<加害者に注意できない職場>
職場内にパワハラの常習犯がいても、どう注意したら良いのか悩んでしまう。あるいは、注意しても加害者にパワハラの自覚が無い、加害者が納得しないということがあります。
これはその職場で、パワハラ防止対策が適正に行われていないことによって、発生する悩みです。注意しようとした人、あるいは注意した人の能力不足ではありません。
<パワハラ防止対策の基本>
パワハラの加害者に注意できる状態にするには、次のパワハラ防止対策が必要です。
① パワハラの定義を、その職場の全員が理解できることばで就業規則に示す。
② パワハラの禁止を、就業規則に定める。 ③ パワハラに対する懲戒処分を、就業規則に定める。 ④ 具体的事例を踏まえたパワハラ研修を定期的に実施する。 |
<① パワハラの定義を示す>
パワハラの定義が職場内で明確になっていなければ、つまり、ある行為についてのパワハラ該当性が不明確であれば、「あなたの行為はパワハラだ」「いや違う」という意見の対立が生じてしまい、解決の糸口すら見えません。
たとえば、平成24(2012)年3月に厚生労働省の「職場のいじめ・嫌がらせ問題に関する円卓会議」が取りまとめた提言では、職場のパワーハラスメントの概念を以下のように整理しています。
職場のパワーハラスメントとは、同じ職場で働く者に対して、職務上の地位や人間関係などの職場内の優位性を背景に、業務の適正な範囲を超えて、精神的・身体的苦痛を与える又は職場環境を悪化させる行為をいう。 |
こうした表現を、このまま使える職場もあるでしょう。
しかし、高校生のアルバイトや高齢者がいる職場などでは、すべての年齢層に理解できる表現で定義を示しておく必要があります。
<② パワハラを禁止する>
就業規則でパワハラを禁止することにより、従業員一人ひとりの労働契約の内容に、パワハラの禁止が盛り込まれることになります。
モデル就業規則の最新版(平成30(2018)年1月版)は、次のように規定しています。
(職場のパワーハラスメントの禁止)
第12条 職務上の地位や人間関係などの職場内の優位性を背景にした、業務の適正な範囲を超える言動により、他の労働者に精神的・身体的な苦痛を与えたり、就業環境を害するようなことをしてはならない。 |
これは、パワハラの定義と禁止を1つの条文にまとめた例です。これを参考にして、それぞれの職場に適した内容で定めると良いでしょう。
<③ 懲戒処分の定めなど>
就業規則では、禁止と懲戒とが対を成します。
禁止だけで懲戒処分が規定されていなければ、禁止の実効性が保たれません。
禁止されていないことが、懲戒処分の対象にされるのは不合理です。
就業規則で禁止したからには、これに対応した懲戒処分の規定を置かなければなりません。

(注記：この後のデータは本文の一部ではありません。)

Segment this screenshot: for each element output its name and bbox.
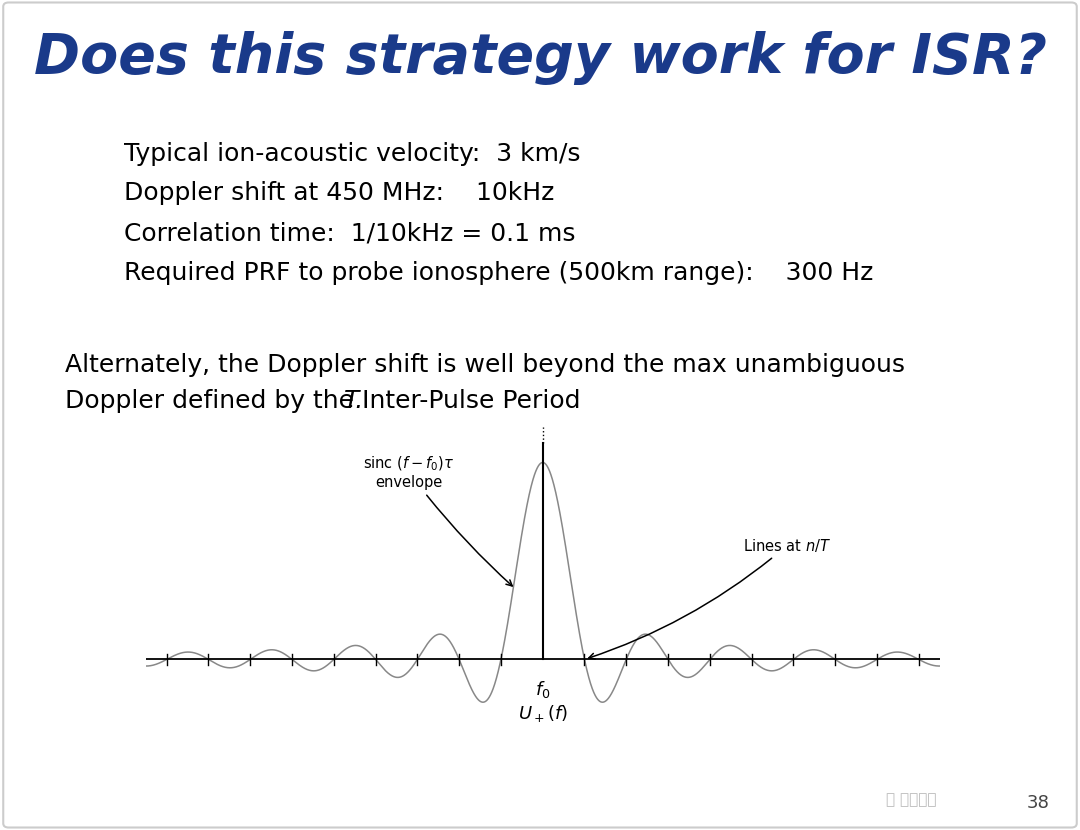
Text: Typical ion-acoustic velocity:  3 km/s: Typical ion-acoustic velocity: 3 km/s (124, 142, 581, 165)
Text: sinc $(f-f_0)\tau$
envelope: sinc $(f-f_0)\tau$ envelope (364, 455, 512, 586)
Text: 38: 38 (1027, 793, 1050, 812)
Text: $U_+(f)$: $U_+(f)$ (517, 703, 568, 724)
Text: $f_0$: $f_0$ (535, 679, 551, 701)
Text: Doppler shift at 450 MHz:    10kHz: Doppler shift at 450 MHz: 10kHz (124, 182, 554, 205)
Text: Correlation time:  1/10kHz = 0.1 ms: Correlation time: 1/10kHz = 0.1 ms (124, 222, 576, 245)
Text: Lines at $n/T$: Lines at $n/T$ (589, 537, 832, 659)
Text: Required PRF to probe ionosphere (500km range):    300 Hz: Required PRF to probe ionosphere (500km … (124, 261, 874, 285)
Text: 💬 时沫科技: 💬 时沫科技 (886, 792, 936, 807)
Text: T.: T. (343, 389, 364, 413)
Text: Alternately, the Doppler shift is well beyond the max unambiguous: Alternately, the Doppler shift is well b… (65, 354, 905, 377)
FancyBboxPatch shape (3, 2, 1077, 828)
Text: Doppler defined by the Inter-Pulse Period: Doppler defined by the Inter-Pulse Perio… (65, 389, 589, 413)
Text: Does this strategy work for ISR?: Does this strategy work for ISR? (33, 31, 1047, 85)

また、部下を持たせた時からパワハラに走る社員には、部下を持たせることが危険ですから、部下を持たせないようにする必要があります。つまり、管理職に抜擢した社員がパワハラを行うようであれば、管理職として不適格なのですから、人事異動により管理職から外すなどの対応が必要です。
さらに、部下を持つ社員の人事考課基準には、パワハラをせずに部下を指導・育成しているか否かを含めておく必要もあります。
<④ パワハラ研修の定期的な実施>
就業規則の内容を含め、全従業員にパワハラ研修を実施しなければなりません。
なぜなら、パワハラは上司から部下に対して行われるだけでなく、先輩から後輩に行われることもありますし、パワハラを受ける立場の従業員にも研修を実施しておかなければ、被害の申し出を躊躇することになるからです。
この研修は、最新事例を盛り込みながら、最低でも年1回は実施すべきでしょう。
<パワハラ防止の重要性>
パワハラによって利益を得る者はいません。
会社にとっては、生産性の低下、人材育成の遅れ、定着率の低下という損失が発生します。時には、被害者のメンタルヘルス不調などにより、労働力の喪失や損害賠償責任を生じることもあります。
加害者が無自覚でパワハラ行為に及んでいた場合には、会社との関係で、ある意味被害者の立場にあるといえるでしょう。そして、社内だけでなく、社会的な信頼を失うこともあります。何より辛いのは、家族からの信頼を失うことです。
本社ではできているが支店や営業所ではできていない、親会社ではできているが子会社ではできていないという危険もあります。
「パワハラの加害者にどう注意したら良いのか」という疑問が出る職場では、経営者が中心となって、積極的にパワハラ防止対策に取り組まなければなりません。